You should sell the RSUs that have either lost you money or those that are at break even. The goal is to own a specific amount of employer shares while realizing the least amount of taxes. As an example, let’s say you have 100 shares. You want to hold only 50.

How are restricted stock units taxed when sold?

Taxation. With RSUs, you are taxed when the shares are delivered, which is almost always at vesting. Your taxable income is the market value of the shares at vesting. You have compensation income subject to federal and employment tax (Social Security and Medicare) and any state and local tax.

Are restricted stock units taxed as ordinary income?

RSU Taxes: RSU compensation is taxed as ordinary income when the shares vest and based on your shares’ value on the vesting date. Think of them like a cash bonus that’s linked to the price of your company’s stock.

What happens to RSUs if you die?

As described below, subject to certain exceptions for performance-based RSUs, if you die while holding unvested RSUs, your unvested RSUs immediately will vest, and all of your RSUs will be paid out in shares or in cash, at the Company’s discretion, as soon as is administratively practicable after death.
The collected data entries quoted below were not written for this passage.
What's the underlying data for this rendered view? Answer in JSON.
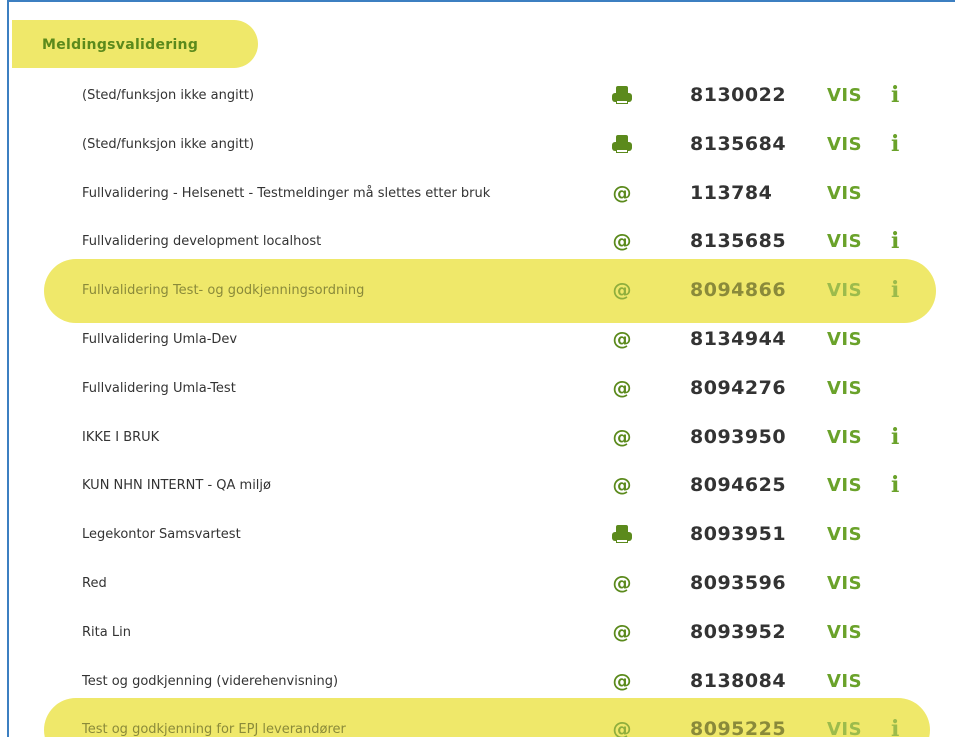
{
  "section": {
    "title": "Meldingsvalidering"
  },
  "rows": [
    {
      "name": "(Sted/funksjon ikke angitt)",
      "type_icon": "printer-icon",
      "code": "8130022",
      "vis": "VIS",
      "info": "i",
      "has_info": true,
      "highlighted": false
    },
    {
      "name": "(Sted/funksjon ikke angitt)",
      "type_icon": "printer-icon",
      "code": "8135684",
      "vis": "VIS",
      "info": "i",
      "has_info": true,
      "highlighted": false
    },
    {
      "name": "Fullvalidering - Helsenett - Testmeldinger må slettes etter bruk",
      "type_icon": "at-icon",
      "code": "113784",
      "vis": "VIS",
      "info": "",
      "has_info": false,
      "highlighted": false
    },
    {
      "name": "Fullvalidering development localhost",
      "type_icon": "at-icon",
      "code": "8135685",
      "vis": "VIS",
      "info": "i",
      "has_info": true,
      "highlighted": false
    },
    {
      "name": "Fullvalidering Test- og godkjenningsordning",
      "type_icon": "at-icon",
      "code": "8094866",
      "vis": "VIS",
      "info": "i",
      "has_info": true,
      "highlighted": true
    },
    {
      "name": "Fullvalidering Umla-Dev",
      "type_icon": "at-icon",
      "code": "8134944",
      "vis": "VIS",
      "info": "",
      "has_info": false,
      "highlighted": false
    },
    {
      "name": "Fullvalidering Umla-Test",
      "type_icon": "at-icon",
      "code": "8094276",
      "vis": "VIS",
      "info": "",
      "has_info": false,
      "highlighted": false
    },
    {
      "name": "IKKE I BRUK",
      "type_icon": "at-icon",
      "code": "8093950",
      "vis": "VIS",
      "info": "i",
      "has_info": true,
      "highlighted": false
    },
    {
      "name": "KUN NHN INTERNT - QA miljø",
      "type_icon": "at-icon",
      "code": "8094625",
      "vis": "VIS",
      "info": "i",
      "has_info": true,
      "highlighted": false
    },
    {
      "name": "Legekontor Samsvartest",
      "type_icon": "printer-icon",
      "code": "8093951",
      "vis": "VIS",
      "info": "",
      "has_info": false,
      "highlighted": false
    },
    {
      "name": "Red",
      "type_icon": "at-icon",
      "code": "8093596",
      "vis": "VIS",
      "info": "",
      "has_info": false,
      "highlighted": false
    },
    {
      "name": "Rita Lin",
      "type_icon": "at-icon",
      "code": "8093952",
      "vis": "VIS",
      "info": "",
      "has_info": false,
      "highlighted": false
    },
    {
      "name": "Test og godkjenning (viderehenvisning)",
      "type_icon": "at-icon",
      "code": "8138084",
      "vis": "VIS",
      "info": "",
      "has_info": false,
      "highlighted": false
    },
    {
      "name": "Test og godkjenning for EPJ leverandører",
      "type_icon": "at-icon",
      "code": "8095225",
      "vis": "VIS",
      "info": "i",
      "has_info": true,
      "highlighted": true
    }
  ],
  "icons": {
    "at_glyph": "@"
  },
  "colors": {
    "highlight": "#efe86a",
    "accent_green": "#6aa22a",
    "icon_green": "#5b8a1c",
    "border_blue": "#3c7fc1"
  }
}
Is there a special holding period for RSU shares?

Unlike with incentive stock option (ISO) or employee stock purchase plan (ESPP) shares, there is no special holding period rule that can reduce your tax bill for RSU shares. If you do hold the shares, then they will be taxed exactly as if you had purchased them on the open market on the day they vested.
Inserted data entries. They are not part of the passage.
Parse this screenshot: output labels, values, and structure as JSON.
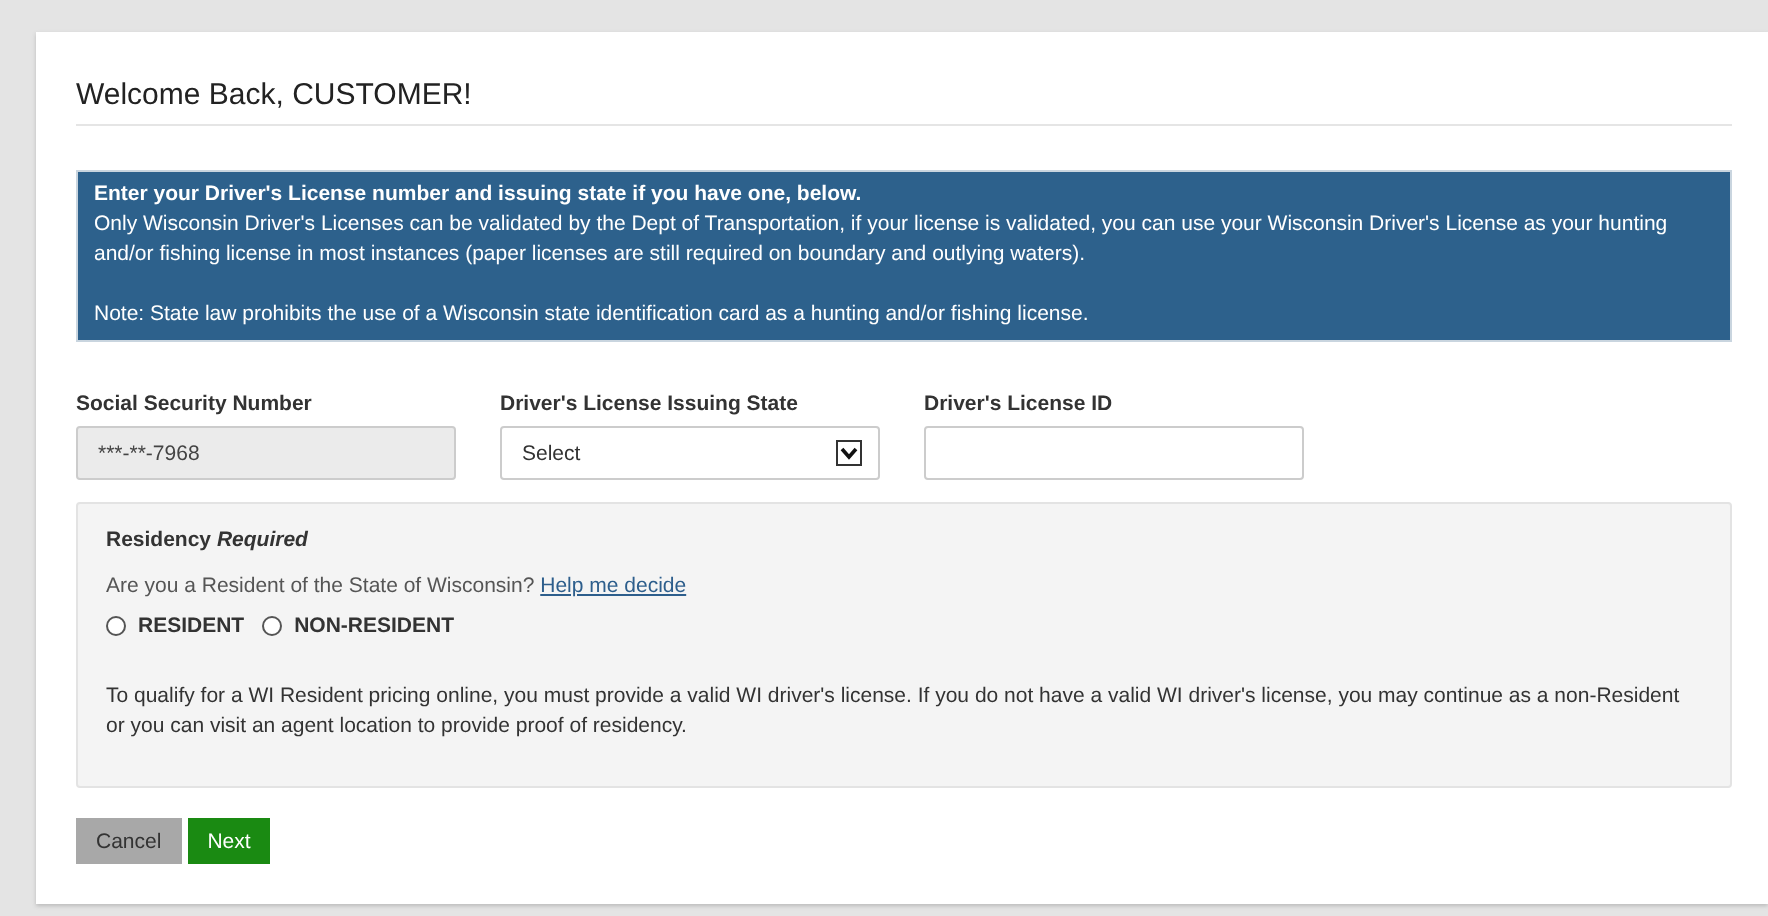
{
  "heading": "Welcome Back, CUSTOMER!",
  "notice": {
    "title": "Enter your Driver's License number and issuing state if you have one, below.",
    "body": "Only Wisconsin Driver's Licenses can be validated by the Dept of Transportation, if your license is validated, you can use your Wisconsin Driver's License as your hunting and/or fishing license in most instances (paper licenses are still required on boundary and outlying waters).",
    "note": "Note: State law prohibits the use of a Wisconsin state identification card as a hunting and/or fishing license."
  },
  "fields": [
    {
      "kind": "readonly",
      "label": "Social Security Number",
      "value": "***-**-7968"
    },
    {
      "kind": "select",
      "label": "Driver's License Issuing State",
      "value": "Select"
    },
    {
      "kind": "text",
      "label": "Driver's License ID"
    }
  ],
  "residency": {
    "title": "Residency",
    "title_note": "Required",
    "question": "Are you a Resident of the State of Wisconsin?",
    "link": "Help me decide",
    "options": [
      {
        "label": "RESIDENT",
        "selected": false
      },
      {
        "label": "NON-RESIDENT",
        "selected": false
      }
    ],
    "info": "To qualify for a WI Resident pricing online, you must provide a valid WI driver's license. If you do not have a valid WI driver's license, you may continue as a non-Resident or you can visit an agent location to provide proof of residency."
  },
  "buttons": [
    {
      "kind": "secondary",
      "label": "Cancel"
    },
    {
      "kind": "primary",
      "label": "Next"
    }
  ]
}
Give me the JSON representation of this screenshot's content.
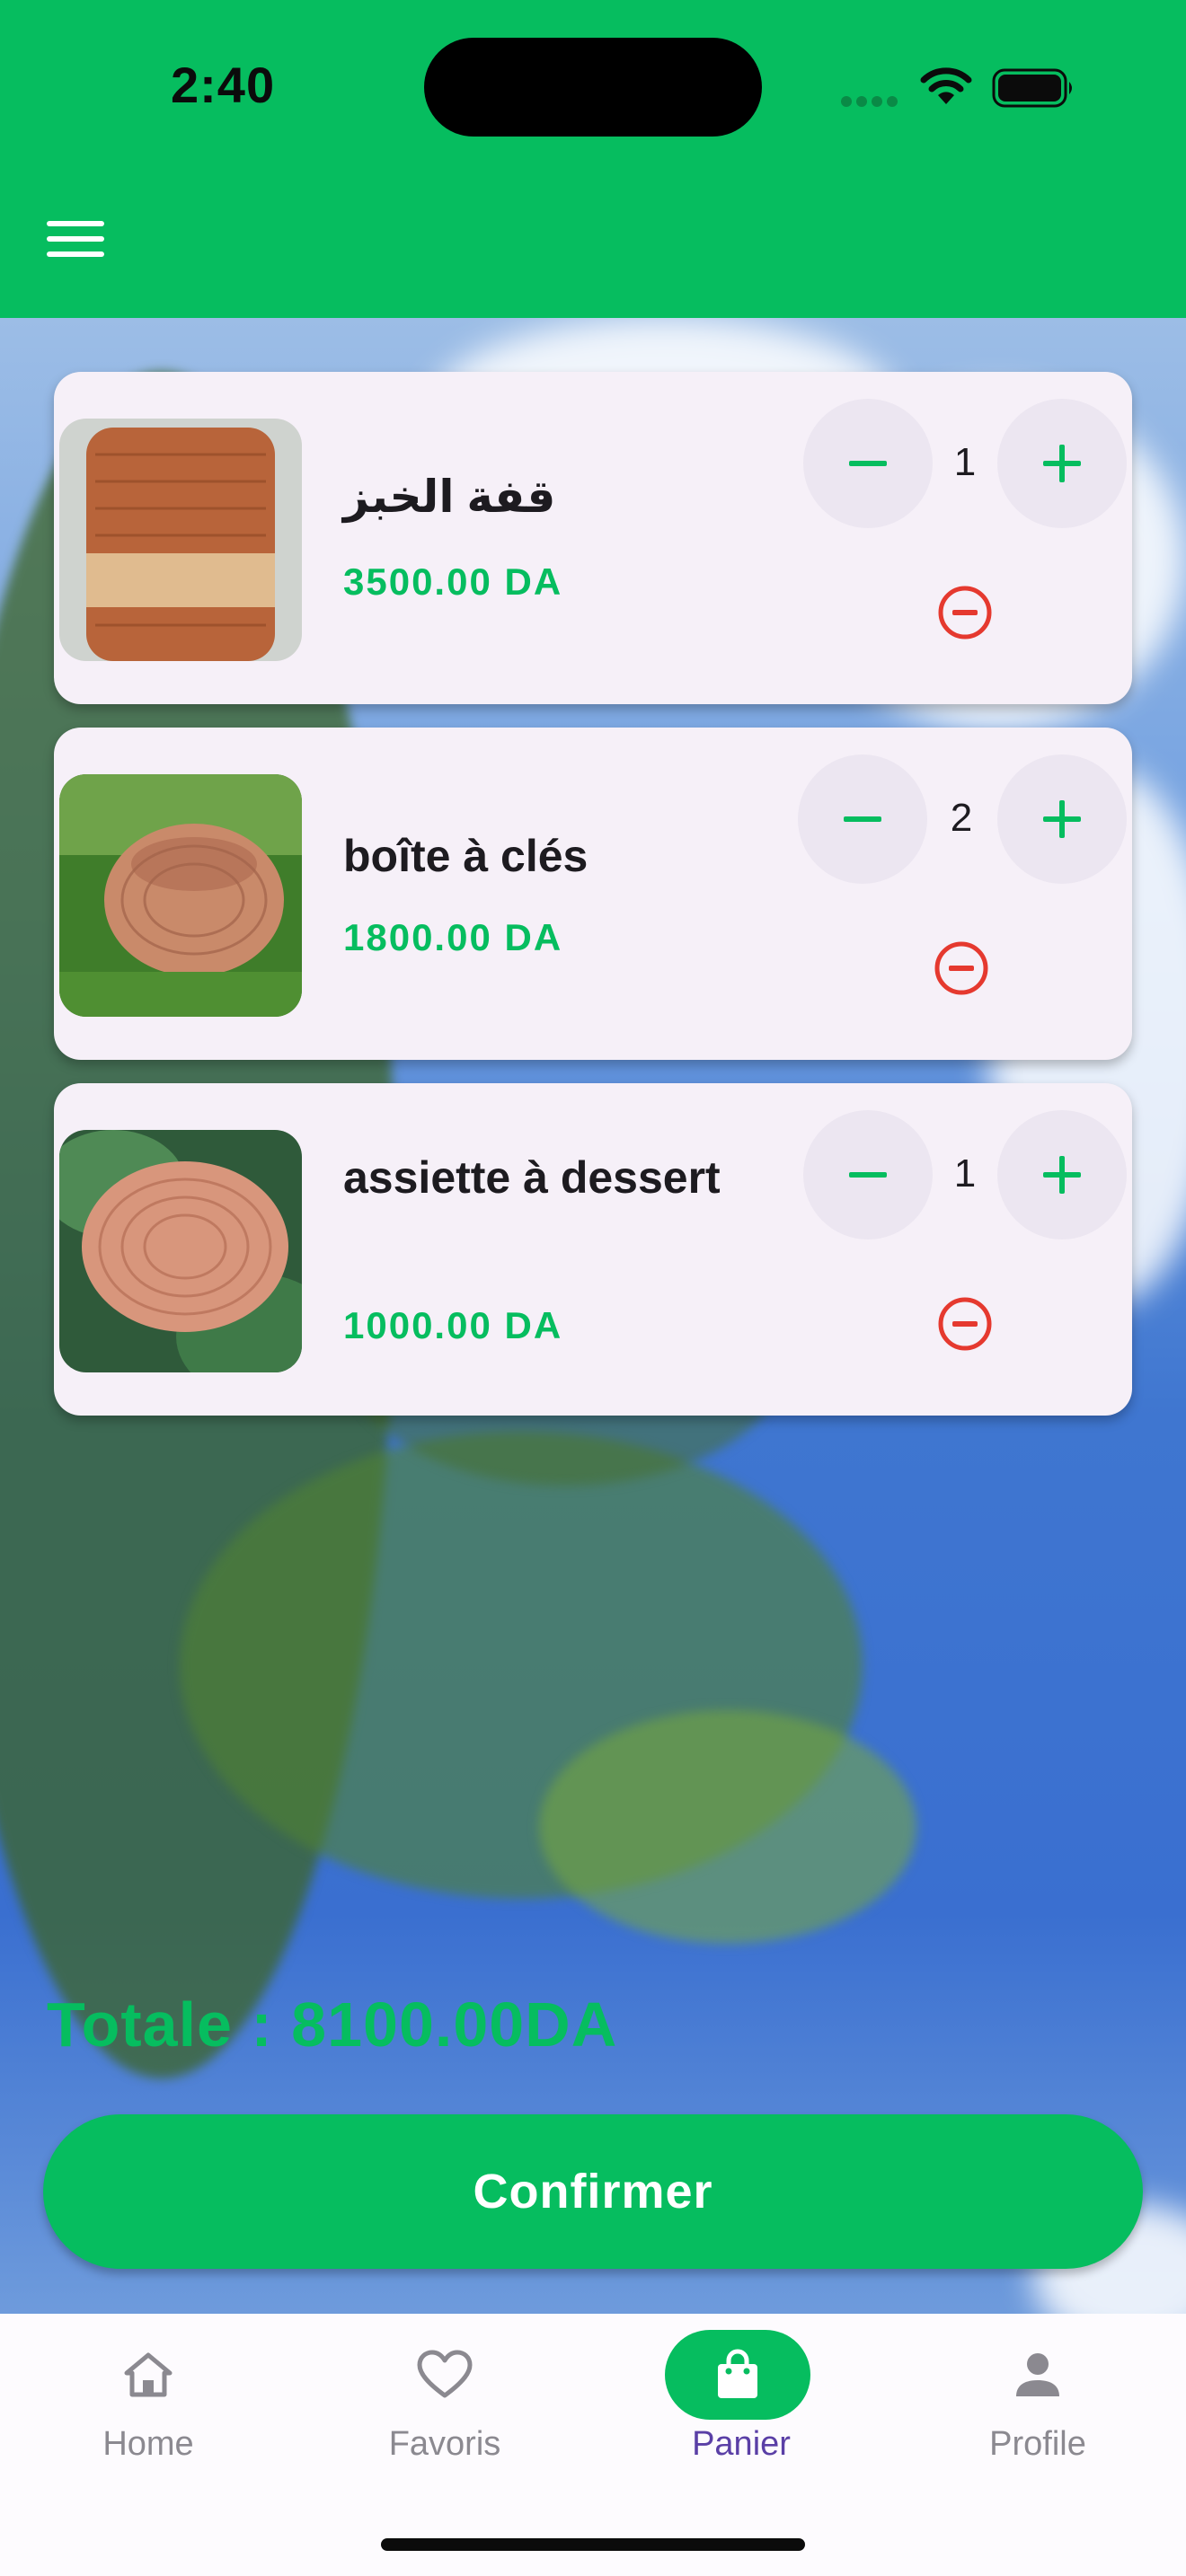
{
  "status_bar": {
    "time": "2:40",
    "signal_icon": "signal-dots-icon",
    "wifi_icon": "wifi-icon",
    "battery_icon": "battery-icon"
  },
  "app_bar": {
    "menu_icon": "menu-icon"
  },
  "colors": {
    "brand_green": "#06bd5f",
    "card_bg": "#f6f0f8",
    "qty_button_bg": "#ece6f1",
    "remove_red": "#e5392f",
    "active_nav_label": "#5a3fa6"
  },
  "cart": {
    "items": [
      {
        "name": "قفة الخبز",
        "price": "3500.00 DA",
        "quantity": "1"
      },
      {
        "name": "boîte à clés",
        "price": "1800.00 DA",
        "quantity": "2"
      },
      {
        "name": "assiette à dessert",
        "price": "1000.00 DA",
        "quantity": "1"
      }
    ],
    "total": "Totale : 8100.00DA",
    "confirm_label": "Confirmer"
  },
  "bottom_nav": {
    "items": [
      {
        "label": "Home",
        "icon": "home-icon"
      },
      {
        "label": "Favoris",
        "icon": "heart-icon"
      },
      {
        "label": "Panier",
        "icon": "shopping-bag-icon",
        "active": true
      },
      {
        "label": "Profile",
        "icon": "person-icon"
      }
    ]
  }
}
How does restricted stock units work with an RSU plan?

How Restricted Stock Units Work With an RSU plan, the company offers the employee an economic interest in the company stated as a specific number of shares of company stock. The stock is not immediately given out to the employee, however, but is instead awarded at a future time upon completion of a stated goal or on reaching a stated date.
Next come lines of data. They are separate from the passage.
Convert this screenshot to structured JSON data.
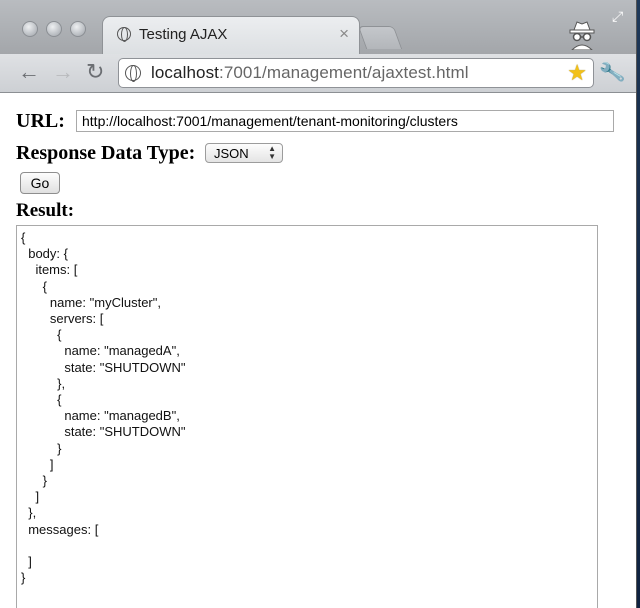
{
  "browser": {
    "tab_title": "Testing AJAX",
    "tab_close": "×",
    "url_host": "localhost",
    "url_path": ":7001/management/ajaxtest.html",
    "icons": [
      "back-icon",
      "forward-icon",
      "reload-icon",
      "globe-icon",
      "star-icon",
      "wrench-icon",
      "incognito-icon"
    ]
  },
  "form": {
    "url_label": "URL:",
    "url_value": "http://localhost:7001/management/tenant-monitoring/clusters",
    "response_type_label": "Response Data Type:",
    "response_type_value": "JSON",
    "go_label": "Go",
    "result_label": "Result:"
  },
  "result_text": "{\n  body: {\n    items: [\n      {\n        name: \"myCluster\",\n        servers: [\n          {\n            name: \"managedA\",\n            state: \"SHUTDOWN\"\n          },\n          {\n            name: \"managedB\",\n            state: \"SHUTDOWN\"\n          }\n        ]\n      }\n    ]\n  },\n  messages: [\n\n  ]\n}"
}
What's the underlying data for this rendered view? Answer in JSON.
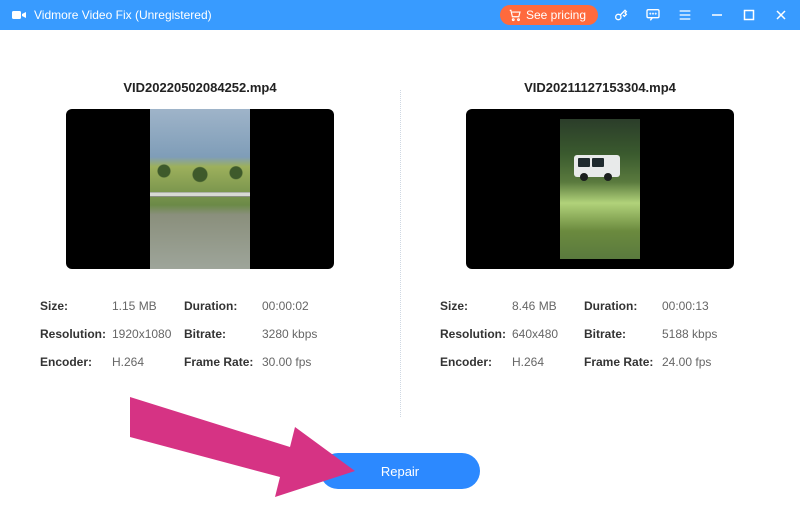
{
  "titlebar": {
    "app_name": "Vidmore Video Fix",
    "registration_suffix": " (Unregistered)",
    "see_pricing": "See pricing"
  },
  "videos": {
    "left": {
      "filename": "VID20220502084252.mp4",
      "size_label": "Size:",
      "size": "1.15 MB",
      "duration_label": "Duration:",
      "duration": "00:00:02",
      "resolution_label": "Resolution:",
      "resolution": "1920x1080",
      "bitrate_label": "Bitrate:",
      "bitrate": "3280 kbps",
      "encoder_label": "Encoder:",
      "encoder": "H.264",
      "framerate_label": "Frame Rate:",
      "framerate": "30.00 fps"
    },
    "right": {
      "filename": "VID20211127153304.mp4",
      "size_label": "Size:",
      "size": "8.46 MB",
      "duration_label": "Duration:",
      "duration": "00:00:13",
      "resolution_label": "Resolution:",
      "resolution": "640x480",
      "bitrate_label": "Bitrate:",
      "bitrate": "5188 kbps",
      "encoder_label": "Encoder:",
      "encoder": "H.264",
      "framerate_label": "Frame Rate:",
      "framerate": "24.00 fps"
    }
  },
  "actions": {
    "repair": "Repair"
  }
}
Do you pay capital gains tax when you sell RSU shares?

When you sell the shares, you will pay capital gains tax on any appreciation of the market value from the vesting date when you received the RSU shares. If you sell the shares immediately, before they increase or decrease in value, there will be no capital gains tax due.

What does it mean to sell employee stock purchase plan?

Learn About Selling Employee Stock Purchase Plan Shares. An employee stock purchase plan (referred to as an ESPP) allows you to buy shares of company stock at a price that is below market value. The terms of each plan differ, but generally, you can buy shares for about a 10-15% discount.